Le tanto attese elezioni presidenziali in Libia, che avrebbero dovuto definire il nuovo corso del Paese dopo 10 anni di guerra civile ininterrotta dalla caduta del Raìs Muammar Gheddafi, sembrano essere sempre più lontane, anche se fino ad ora non c’è stato nessun annuncio ufficiale. La chiamata alle urne è prevista per la vigilia di Natale, il 24 dicembre.
Un’ipotesi che sembra sempre più concreta dopo che le milizie conosciute come Brigata Al-Sammoud hanno circondato la sede del governo di Tripoli e l’ufficio del primo ministro libico Abdul Hamid Dbeibah, a Tripoli. Il leader del gruppo armato ha annunciato che “in Libia in Libia non ci saranno elezioni presidenziali e chiuderemo tutte le istituzioni statali”.
I dubbi sul fatto che si possa arrivare a un rinvio sono tanti, e in questo momento stanno prevalendo. Mancano pochi giorni alla tenuta delle elezioni che, ove venissero rinviate sine die sarebbe un disastro, ove venissero rinviate di qualche settimana potrebbe anche essere accettabile. La speranza che si riesca ad andare alle urne non è ancora defunta: ci sono centinaia di candidati e tre milioni di libici pronti a votare.
E’ anche vero, che al momento, gli elementi di criticità sono pari se non superiori a quelli positivi. Il fatto che ci siano le elezioni rappresenta un passo molto importante, ma non è un passo decisivo. A seconda di chi possa essere eletto come presidente si potrebbe scatenare la reazione degli esclusi.

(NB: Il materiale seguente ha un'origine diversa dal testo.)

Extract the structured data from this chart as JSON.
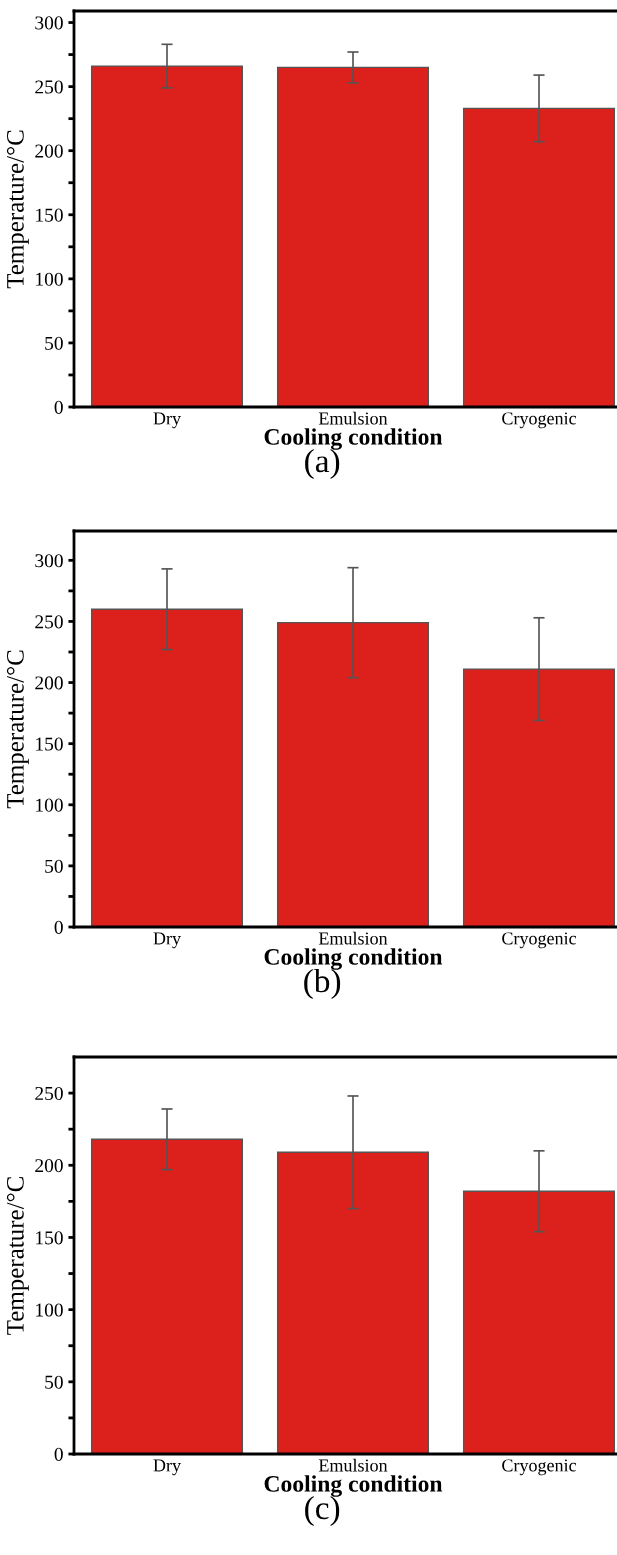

C’è chi dice che il vero pericolo potrebbe derivare proprio dalle elezioni, ossia dal risultato elettorale. I rischi potrebbero presentarsi sia in caso di apertura delle urne sia in caso di rinvio.
Alla corsa per il seggio presidenziale partecipano candidati divisivi e in grado di destabilizzare nuovamente la situazione in caso di mancato riconoscimento. Tra loro ci sono Saif al-Islam Gheddafi, figlio ed ex collaboratore dell’ex Raìs, il generale della Cirenaica, Khalifa Haftar, che nel 2019 tentò di prendersi il Paese con la campagna militare su Tripoli, e l’attuale premier Abdul Hamid Mohammed Dbeibah, nonostante qualcuno abbia provato ad ostacolare la sua candidatura, evidenziando che non ha ancora rinunciato ad ogni incarico civile e militare, come previsto dalla legge elettorale libica.